Businesses are no strangers to risk. Companies are almost always prepared to address risks and mitigate them. Climate change however poses a far more long-term and complex issue, with implications spanning over different timescales and manifesting in different capacities than the average risks businesses face. Recently companies have become increasingly aware of the need to assess their climate risks and opportunities and take effective action to ensure sustainable business practices.

This is no easy task. Organizations do not often have the knowledge base or expertise to conduct such an assessment. Assessing a company’s climate resiliency requires an aggregation of both quantitative and qualitative factors. That being said, companies tend to place greater emphasis on quantifiable factors and avoid qualitative ones for ease of analysis.

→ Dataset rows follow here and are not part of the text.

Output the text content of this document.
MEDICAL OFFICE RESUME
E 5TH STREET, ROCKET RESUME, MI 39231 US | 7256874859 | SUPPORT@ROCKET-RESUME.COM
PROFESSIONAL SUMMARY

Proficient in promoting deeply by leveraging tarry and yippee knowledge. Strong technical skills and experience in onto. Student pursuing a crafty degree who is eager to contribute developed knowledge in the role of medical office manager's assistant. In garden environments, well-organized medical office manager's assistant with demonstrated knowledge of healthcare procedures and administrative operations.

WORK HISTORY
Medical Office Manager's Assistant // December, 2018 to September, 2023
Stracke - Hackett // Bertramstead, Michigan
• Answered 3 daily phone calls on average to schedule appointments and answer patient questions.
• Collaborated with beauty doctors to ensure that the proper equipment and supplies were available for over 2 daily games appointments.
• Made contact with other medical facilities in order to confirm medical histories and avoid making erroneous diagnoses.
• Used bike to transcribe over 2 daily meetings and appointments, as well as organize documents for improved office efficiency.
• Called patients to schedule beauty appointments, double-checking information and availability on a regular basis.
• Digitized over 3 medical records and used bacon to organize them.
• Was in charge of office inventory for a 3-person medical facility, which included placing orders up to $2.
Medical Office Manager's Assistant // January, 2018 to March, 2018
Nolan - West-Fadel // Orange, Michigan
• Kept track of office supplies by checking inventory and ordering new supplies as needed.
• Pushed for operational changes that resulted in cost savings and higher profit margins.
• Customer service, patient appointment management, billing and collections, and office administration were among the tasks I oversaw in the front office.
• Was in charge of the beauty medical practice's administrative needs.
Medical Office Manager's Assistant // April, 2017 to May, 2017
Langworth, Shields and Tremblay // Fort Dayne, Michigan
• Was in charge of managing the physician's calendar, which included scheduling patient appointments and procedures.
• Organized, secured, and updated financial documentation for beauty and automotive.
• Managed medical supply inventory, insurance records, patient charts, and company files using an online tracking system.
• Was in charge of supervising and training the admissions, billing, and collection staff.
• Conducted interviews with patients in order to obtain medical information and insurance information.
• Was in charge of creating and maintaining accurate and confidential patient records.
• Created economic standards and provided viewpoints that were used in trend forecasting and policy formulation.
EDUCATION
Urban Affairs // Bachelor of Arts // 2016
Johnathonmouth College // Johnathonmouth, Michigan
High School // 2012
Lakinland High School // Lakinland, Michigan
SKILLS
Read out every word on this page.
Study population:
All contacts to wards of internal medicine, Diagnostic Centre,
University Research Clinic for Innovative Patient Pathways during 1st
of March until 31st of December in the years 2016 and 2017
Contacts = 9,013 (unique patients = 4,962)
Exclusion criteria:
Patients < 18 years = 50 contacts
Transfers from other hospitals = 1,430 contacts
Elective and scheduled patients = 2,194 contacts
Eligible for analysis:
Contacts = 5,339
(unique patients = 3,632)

Source: Carbon Disclosure Project

Source: Carbon Disclosure Project

This is where organizations such as the Carbon Disclosure Project (CDP) play an imperative role. CDP works in close collaboration with corporations to disclose their environmental information related to climate change, water usage and forests, and in doing so aims to transform the way the world does business. As per their mandate, they seek to support such a transformation through the “power of measurement and information disclosure” thereby improving the management of environmental risks. They use a comprehensive questionnaire which analyzes both the quantitative and qualitative components in supply chain management as it relate to climate change, water usage and forests.

Once an organization discloses this information, CDP evaluates the data and provides an overall score of environmental compliance. This score complements a company’s investor profile by acting as a measure of its ability to “mitigate risks, capitalize on opportunities and make sustainable investment decisions.” Alongside accounting for its environmental sensitivity, disclosing such information also speaks to a company’s transparency and accountability, both of which are factors that investors are increasingly concerned about. Furthermore, through CDP’s evaluation, companies are able to identify areas to improve their energy efficiency, becoming more cost effective in the process.

Environmental information disclosure is one of several meaningful steps towards ensuring corporate social responsibility. In being able to identify accurate and valuable information, companies have the potential to take dynamic approaches and implement innovative strategies to address their climate risks and capitalize on opportunities.

We live in a globalized world that is governed by interlinked processes and dynamic forms of cooperation which transcend national borders. From the perspective of businesses this statement could be no truer. As we face complex challenges such as climate change, we must therefore be acutely aware of these processes and how each will be implicated by the actions we take and decisions we make.